The story was fast paced with Nailer and Lucky Girl struggling to survive from one moment to the next and Nailer’s father is appropriately terrifying. A solid novel overall.
3. Toms River: A Story of Science and Salvation by Dan Fagin
Looking for a place where they can manufacture fabric and industrial dyes and dump its chemical waste easily with little questioning from the public, a large chemical company (the name changes several times), constructs a plant in a small town known as Toms River in the 1950s. The plant is able to dump its chemical for years without question, even turning the river purple at one point, thanks in part to the silence of government adage vids. Later come cancer clusters, public outrage and investigations, buit takes decades. It’s horrifying and facinating. The author intersperses the modern events with the history of science and chemistry that had a direct impCt on those events. It’s an interesting story also because the expectation is for a clear resolution, which doesn’t come. The results of the studies and negotiations and everything are vague and frustrating. People have to figure out their own sense of salvation in the end.

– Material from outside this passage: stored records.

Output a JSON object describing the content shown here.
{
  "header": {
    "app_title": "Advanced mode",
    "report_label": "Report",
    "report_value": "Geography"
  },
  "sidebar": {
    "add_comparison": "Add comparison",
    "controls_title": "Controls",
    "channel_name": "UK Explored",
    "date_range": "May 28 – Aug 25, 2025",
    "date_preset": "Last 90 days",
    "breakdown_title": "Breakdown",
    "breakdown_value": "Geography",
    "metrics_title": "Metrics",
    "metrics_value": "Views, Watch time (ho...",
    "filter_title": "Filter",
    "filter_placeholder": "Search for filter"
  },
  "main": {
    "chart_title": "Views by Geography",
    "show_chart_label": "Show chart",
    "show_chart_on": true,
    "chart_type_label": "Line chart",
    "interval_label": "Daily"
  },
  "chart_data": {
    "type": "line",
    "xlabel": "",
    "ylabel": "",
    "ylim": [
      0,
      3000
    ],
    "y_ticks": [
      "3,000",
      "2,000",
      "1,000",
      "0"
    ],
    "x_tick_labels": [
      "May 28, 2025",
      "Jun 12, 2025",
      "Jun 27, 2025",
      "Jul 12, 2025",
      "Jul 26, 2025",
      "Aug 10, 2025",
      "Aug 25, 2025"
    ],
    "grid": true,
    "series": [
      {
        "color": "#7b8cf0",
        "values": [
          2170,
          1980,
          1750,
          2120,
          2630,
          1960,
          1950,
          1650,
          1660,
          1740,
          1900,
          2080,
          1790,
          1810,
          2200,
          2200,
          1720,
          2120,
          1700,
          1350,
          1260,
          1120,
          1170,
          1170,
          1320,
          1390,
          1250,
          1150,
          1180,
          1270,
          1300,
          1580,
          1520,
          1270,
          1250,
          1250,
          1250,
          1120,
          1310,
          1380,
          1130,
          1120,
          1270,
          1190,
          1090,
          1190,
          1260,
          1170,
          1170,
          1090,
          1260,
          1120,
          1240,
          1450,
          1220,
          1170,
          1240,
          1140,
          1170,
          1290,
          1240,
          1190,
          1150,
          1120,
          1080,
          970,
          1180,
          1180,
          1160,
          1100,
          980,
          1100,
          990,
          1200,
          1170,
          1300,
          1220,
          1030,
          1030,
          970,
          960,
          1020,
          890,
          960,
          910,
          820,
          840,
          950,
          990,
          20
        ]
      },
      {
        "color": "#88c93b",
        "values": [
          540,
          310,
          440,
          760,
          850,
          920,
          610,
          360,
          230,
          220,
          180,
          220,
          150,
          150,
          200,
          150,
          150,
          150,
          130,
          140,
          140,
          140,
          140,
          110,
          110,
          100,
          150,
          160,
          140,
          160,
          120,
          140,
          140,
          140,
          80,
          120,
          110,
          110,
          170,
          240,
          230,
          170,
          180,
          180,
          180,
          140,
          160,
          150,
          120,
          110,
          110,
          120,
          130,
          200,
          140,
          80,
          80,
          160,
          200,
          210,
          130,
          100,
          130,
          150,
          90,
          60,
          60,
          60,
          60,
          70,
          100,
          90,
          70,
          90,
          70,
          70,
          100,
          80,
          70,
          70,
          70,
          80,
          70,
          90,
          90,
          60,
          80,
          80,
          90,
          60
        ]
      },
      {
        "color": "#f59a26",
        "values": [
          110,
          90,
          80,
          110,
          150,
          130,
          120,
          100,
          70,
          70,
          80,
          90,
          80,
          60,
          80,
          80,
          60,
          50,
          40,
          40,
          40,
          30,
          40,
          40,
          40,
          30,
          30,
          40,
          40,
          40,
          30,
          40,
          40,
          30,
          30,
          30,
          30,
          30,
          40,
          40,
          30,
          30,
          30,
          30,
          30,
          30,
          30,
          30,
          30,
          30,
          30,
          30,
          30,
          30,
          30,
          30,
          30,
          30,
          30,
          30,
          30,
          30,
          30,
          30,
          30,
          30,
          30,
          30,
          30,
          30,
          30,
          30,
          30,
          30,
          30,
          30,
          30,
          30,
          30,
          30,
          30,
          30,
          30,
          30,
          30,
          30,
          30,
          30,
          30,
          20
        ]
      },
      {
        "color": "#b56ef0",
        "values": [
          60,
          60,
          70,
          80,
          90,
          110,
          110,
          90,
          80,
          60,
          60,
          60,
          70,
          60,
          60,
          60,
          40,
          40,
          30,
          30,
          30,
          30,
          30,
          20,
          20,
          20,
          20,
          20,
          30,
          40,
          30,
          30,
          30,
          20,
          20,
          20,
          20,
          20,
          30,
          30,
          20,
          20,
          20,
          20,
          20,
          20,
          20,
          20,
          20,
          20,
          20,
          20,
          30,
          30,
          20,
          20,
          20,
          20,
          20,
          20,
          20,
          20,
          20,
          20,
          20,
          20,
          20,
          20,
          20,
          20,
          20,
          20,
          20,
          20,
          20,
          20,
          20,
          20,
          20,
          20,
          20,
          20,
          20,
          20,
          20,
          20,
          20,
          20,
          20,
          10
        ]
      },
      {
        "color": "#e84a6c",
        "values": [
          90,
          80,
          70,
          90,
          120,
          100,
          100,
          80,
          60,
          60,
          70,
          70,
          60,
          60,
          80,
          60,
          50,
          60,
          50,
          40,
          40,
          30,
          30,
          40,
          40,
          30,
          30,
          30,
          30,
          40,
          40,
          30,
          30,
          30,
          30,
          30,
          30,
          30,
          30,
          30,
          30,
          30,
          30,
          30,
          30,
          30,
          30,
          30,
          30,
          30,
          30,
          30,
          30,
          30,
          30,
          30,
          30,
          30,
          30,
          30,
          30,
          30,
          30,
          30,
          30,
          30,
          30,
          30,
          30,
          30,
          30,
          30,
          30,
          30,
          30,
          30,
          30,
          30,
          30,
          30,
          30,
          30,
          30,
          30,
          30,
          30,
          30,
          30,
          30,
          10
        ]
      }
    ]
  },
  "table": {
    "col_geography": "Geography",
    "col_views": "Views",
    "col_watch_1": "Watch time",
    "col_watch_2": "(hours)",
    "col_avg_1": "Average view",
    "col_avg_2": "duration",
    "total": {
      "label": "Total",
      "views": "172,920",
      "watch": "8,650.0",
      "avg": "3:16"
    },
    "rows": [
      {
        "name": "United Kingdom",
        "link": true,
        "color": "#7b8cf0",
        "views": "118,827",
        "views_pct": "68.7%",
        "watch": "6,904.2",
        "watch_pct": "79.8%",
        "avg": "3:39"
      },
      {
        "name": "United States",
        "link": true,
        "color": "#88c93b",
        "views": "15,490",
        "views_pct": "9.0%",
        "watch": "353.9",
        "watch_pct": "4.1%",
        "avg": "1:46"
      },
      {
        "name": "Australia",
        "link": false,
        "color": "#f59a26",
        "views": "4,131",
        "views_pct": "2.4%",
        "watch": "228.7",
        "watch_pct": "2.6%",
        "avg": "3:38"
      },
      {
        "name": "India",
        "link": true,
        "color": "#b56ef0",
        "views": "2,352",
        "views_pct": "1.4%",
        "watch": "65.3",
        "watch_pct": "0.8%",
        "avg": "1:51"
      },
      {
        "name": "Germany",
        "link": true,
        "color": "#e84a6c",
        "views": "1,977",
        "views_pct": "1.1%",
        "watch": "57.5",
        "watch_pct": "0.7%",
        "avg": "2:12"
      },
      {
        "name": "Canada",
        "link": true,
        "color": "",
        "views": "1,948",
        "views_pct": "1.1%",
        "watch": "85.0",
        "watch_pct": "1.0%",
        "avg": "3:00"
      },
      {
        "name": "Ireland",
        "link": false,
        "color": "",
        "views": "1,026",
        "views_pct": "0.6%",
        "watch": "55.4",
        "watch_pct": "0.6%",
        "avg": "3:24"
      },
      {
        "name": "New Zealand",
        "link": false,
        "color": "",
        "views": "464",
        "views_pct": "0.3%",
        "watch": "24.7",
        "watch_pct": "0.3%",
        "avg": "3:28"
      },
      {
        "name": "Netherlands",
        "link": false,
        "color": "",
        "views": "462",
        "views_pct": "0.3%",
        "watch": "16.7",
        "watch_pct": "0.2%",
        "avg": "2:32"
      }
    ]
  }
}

4. Atonement by Ian McEwan
When I saw the movie years ago, I was enamored with the gorgeous cinematography and began to fall in love with the story — about a young girl who makes a terrible mistake that causes a young man and friend to go to prison and her sister to be separated from her lover — which was beautiful and wonderful… right up into the ending, which felt like the greatest cheat of all time and had me leaving the theater in rage. I remember asking, “How can they possibly call that the greatest love story of all time?” and having a friend answer, “You have to read the book to understand.”

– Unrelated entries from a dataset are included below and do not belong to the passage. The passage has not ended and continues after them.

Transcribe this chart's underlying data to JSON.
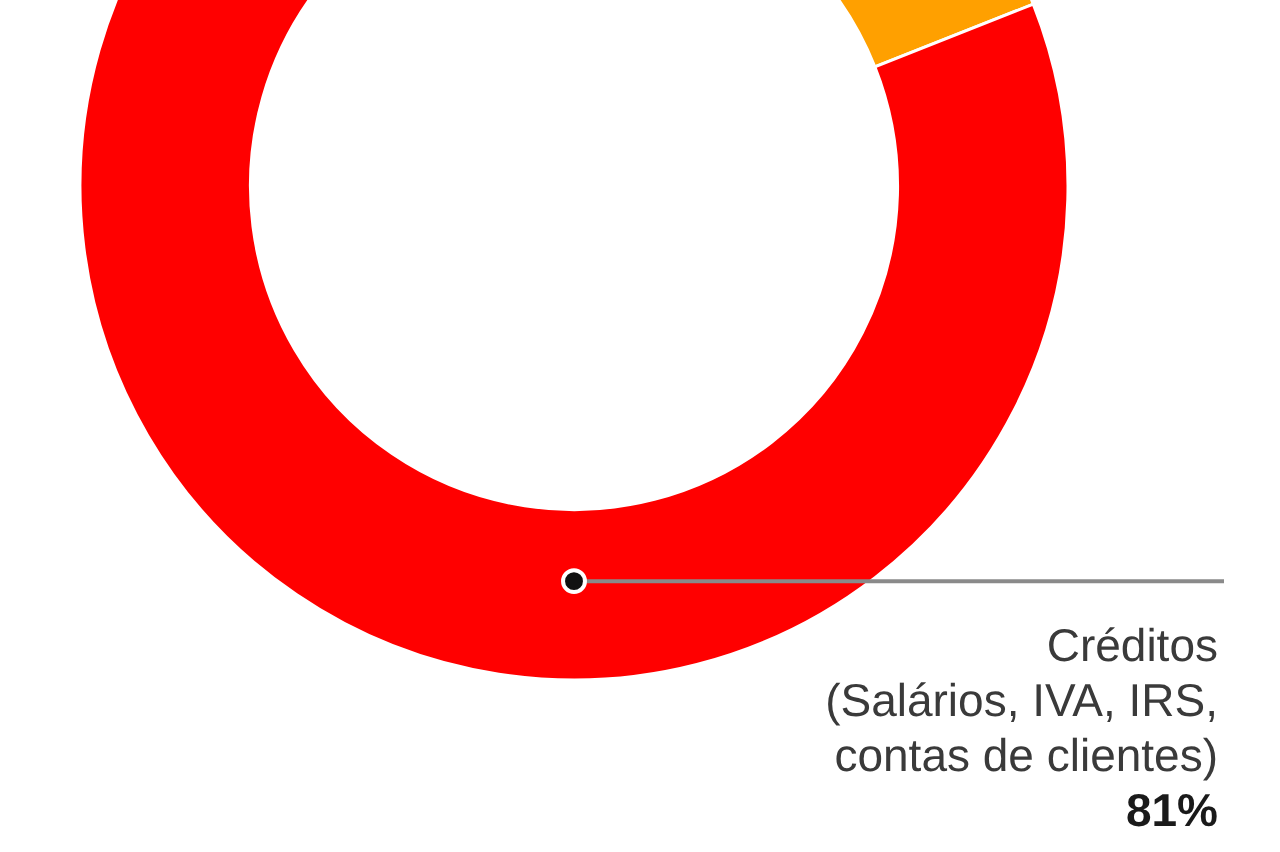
{
  "chart_data": {
    "type": "donut",
    "categories": [
      null,
      "Créditos (Salários, IVA, IRS, contas de clientes)"
    ],
    "values": [
      19,
      81
    ],
    "colors": [
      "#ffa000",
      "#ff0000"
    ],
    "value_labels": [
      null,
      "81%"
    ]
  }
}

So, now I’ve read the book and I almost understand, although the ending still feels like a bit of a cheat. Just like the cinematography in the movie, the writing is lush and gorgeous and I might have been able to enjoy it more, if I hadn’t seen the movie and didn’t already know what was going to happen. The ending in the book provides more explanation and a bit of nice symmetry that is not in the movie, but it still left me annoyed.
5. Kit’s Wilderness, by David Almond
I wasn’t quite sure what to make of this story. It opens with a game called Death, in which the young teenagers of the small town of Stoneygate play inside an old coal mining shaft. There is a girl who wants to be an actress, a grandfather who tells old stories but is starting to forget his past, and a number of children ghosts. I liked the story, but didn’t love it and I’m not really sure what else to say.

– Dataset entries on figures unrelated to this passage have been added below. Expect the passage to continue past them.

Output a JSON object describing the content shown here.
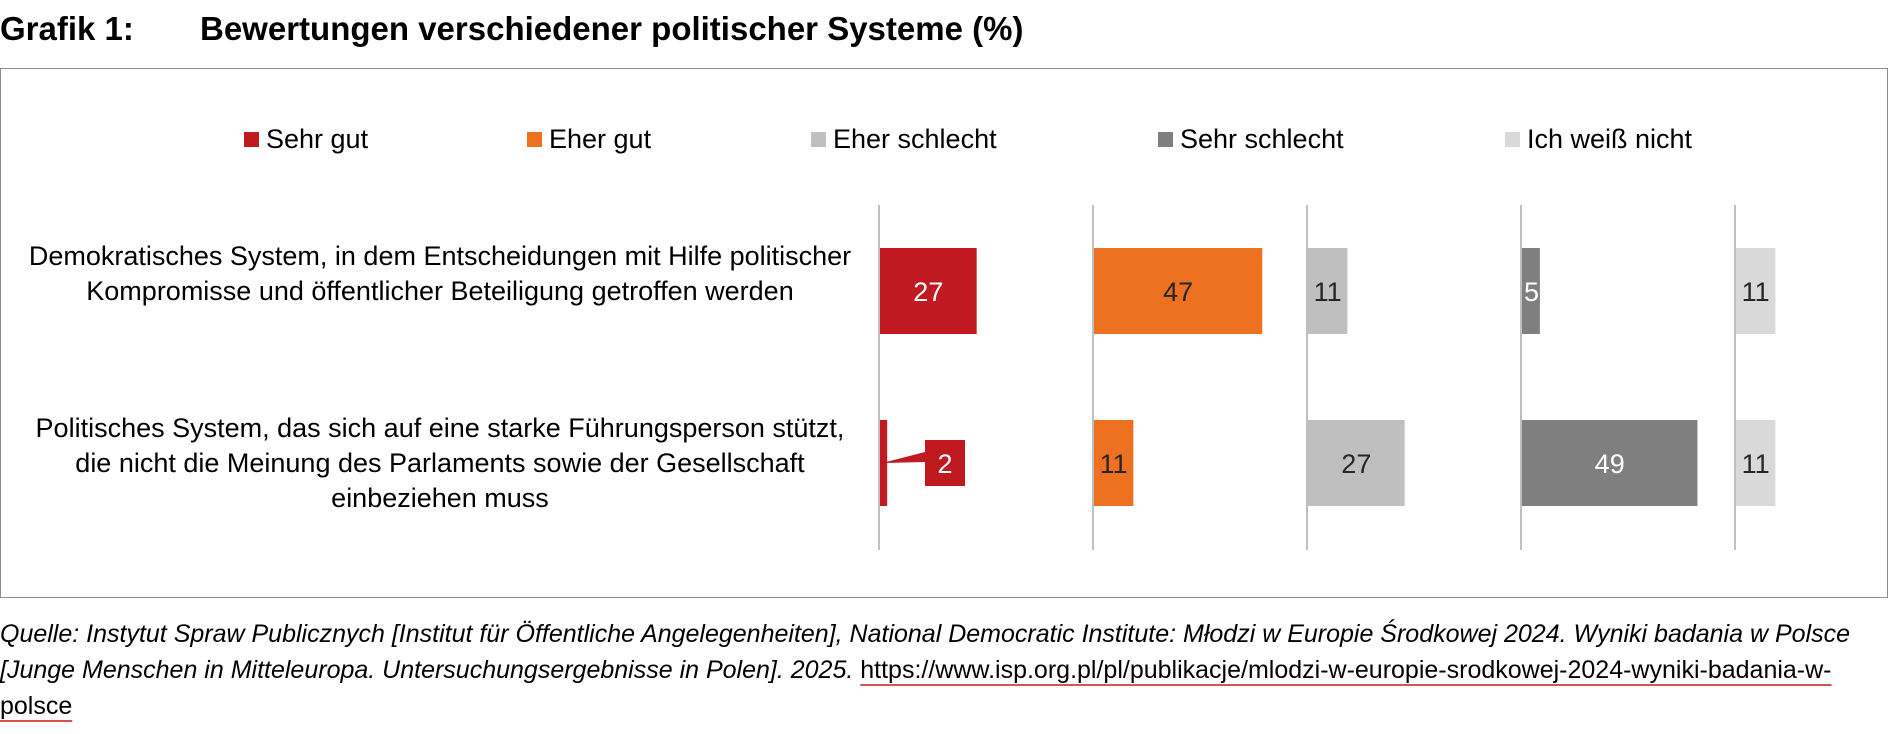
{
  "title": {
    "number": "Grafik 1:",
    "text": "Bewertungen verschiedener politischer Systeme (%)"
  },
  "chart_data": {
    "type": "bar",
    "layout": "small-multiples-horizontal",
    "title": "Bewertungen verschiedener politischer Systeme (%)",
    "categories": [
      "Demokratisches System, in dem Entscheidungen mit Hilfe politischer Kompromisse und öffentlicher Beteiligung getroffen werden",
      "Politisches System, das sich auf eine starke Führungsperson stützt, die nicht die Meinung des Parlaments sowie der Gesellschaft einbeziehen muss"
    ],
    "series": [
      {
        "name": "Sehr gut",
        "color": "#c0191f",
        "values": [
          27,
          2
        ]
      },
      {
        "name": "Eher gut",
        "color": "#ee7121",
        "values": [
          47,
          11
        ]
      },
      {
        "name": "Eher schlecht",
        "color": "#bfbfbf",
        "values": [
          11,
          27
        ]
      },
      {
        "name": "Sehr schlecht",
        "color": "#7f7f7f",
        "values": [
          5,
          49
        ]
      },
      {
        "name": "Ich weiß nicht",
        "color": "#d9d9d9",
        "values": [
          11,
          11
        ]
      }
    ],
    "xlim": [
      0,
      60
    ],
    "legend": "top",
    "xlabel": "",
    "ylabel": ""
  },
  "footer": {
    "source": "Quelle: Instytut Spraw Publicznych [Institut für Öffentliche Angelegenheiten], National Democratic Institute: Młodzi w Europie Środkowej 2024. Wyniki badania w Polsce [Junge Menschen in Mitteleuropa. Untersuchungsergebnisse in Polen]. 2025. ",
    "url": "https://www.isp.org.pl/pl/publikacje/mlodzi-w-europie-srodkowej-2024-wyniki-badania-w-polsce"
  }
}
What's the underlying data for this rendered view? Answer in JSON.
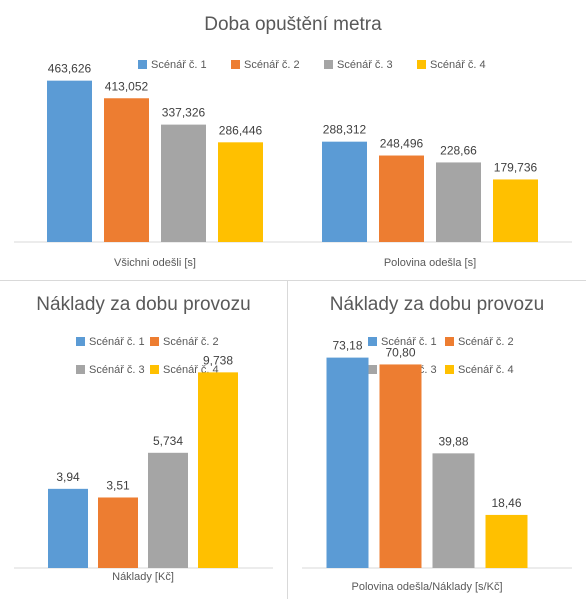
{
  "colors": {
    "series": [
      "#5B9BD5",
      "#ED7D31",
      "#A5A5A5",
      "#FFC000"
    ],
    "text": "#595959",
    "axis": "#d9d9d9"
  },
  "chart_data": [
    {
      "type": "bar",
      "title": "Doba opuštění metra",
      "categories": [
        "Všichni odešli [s]",
        "Polovina odešla [s]"
      ],
      "series": [
        {
          "name": "Scénář č. 1",
          "values": [
            463.626,
            288.312
          ],
          "labels": [
            "463,626",
            "288,312"
          ]
        },
        {
          "name": "Scénář č. 2",
          "values": [
            413.052,
            248.496
          ],
          "labels": [
            "413,052",
            "248,496"
          ]
        },
        {
          "name": "Scénář č. 3",
          "values": [
            337.326,
            228.66
          ],
          "labels": [
            "337,326",
            "228,66"
          ]
        },
        {
          "name": "Scénář č. 4",
          "values": [
            286.446,
            179.736
          ],
          "labels": [
            "286,446",
            "179,736"
          ]
        }
      ],
      "ylim": [
        0,
        500
      ],
      "grid": false,
      "legend": "top"
    },
    {
      "type": "bar",
      "title": "Náklady za dobu provozu",
      "categories": [
        "Náklady [Kč]"
      ],
      "series": [
        {
          "name": "Scénář č. 1",
          "values": [
            3.94
          ],
          "labels": [
            "3,94"
          ]
        },
        {
          "name": "Scénář č. 2",
          "values": [
            3.51
          ],
          "labels": [
            "3,51"
          ]
        },
        {
          "name": "Scénář č. 3",
          "values": [
            5.734
          ],
          "labels": [
            "5,734"
          ]
        },
        {
          "name": "Scénář č. 4",
          "values": [
            9.738
          ],
          "labels": [
            "9,738"
          ]
        }
      ],
      "ylim": [
        0,
        11
      ],
      "grid": false,
      "legend": "top"
    },
    {
      "type": "bar",
      "title": "Náklady za dobu provozu",
      "categories": [
        "Polovina odešla/Náklady [s/Kč]"
      ],
      "series": [
        {
          "name": "Scénář č. 1",
          "values": [
            73.18
          ],
          "labels": [
            "73,18"
          ]
        },
        {
          "name": "Scénář č. 2",
          "values": [
            70.8
          ],
          "labels": [
            "70,80"
          ]
        },
        {
          "name": "Scénář č. 3",
          "values": [
            39.88
          ],
          "labels": [
            "39,88"
          ]
        },
        {
          "name": "Scénář č. 4",
          "values": [
            18.46
          ],
          "labels": [
            "18,46"
          ]
        }
      ],
      "ylim": [
        0,
        80
      ],
      "grid": false,
      "legend": "top"
    }
  ]
}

6. Where Things Come Back by John Corey Whaley
This is a story about the sighting of a supposedly extinct woodpecker that reinvigorates a small town, except it’s not really. It’s more about a really decent kid Cullen Witter trying to cope with his brother vanishing one day, about his parents falling apart over the loss in different ways, about Cullen’s best friend trying to be supportive and feeling lost, too, about the girl Cullen has always had a crush on, about growing up and moving on. In other words, it’s about life, messy and frustrating and sometimes wonderful.
In addition to Cullen’s narrative, which has its own very clear voice, the book contains chapters from other characters’ points of view. Although they seem at first to be random and unconnected to the main story, they weave together rather perfectly by the end.
For the most part, I really enjoyed this quiet book, which felt so real in every way. I just wish the ending could have anchored things a little better. Instead of feeling elated by how things came together, I felt a little let down. I can’t say why exactly, since the ending fits but, yeah.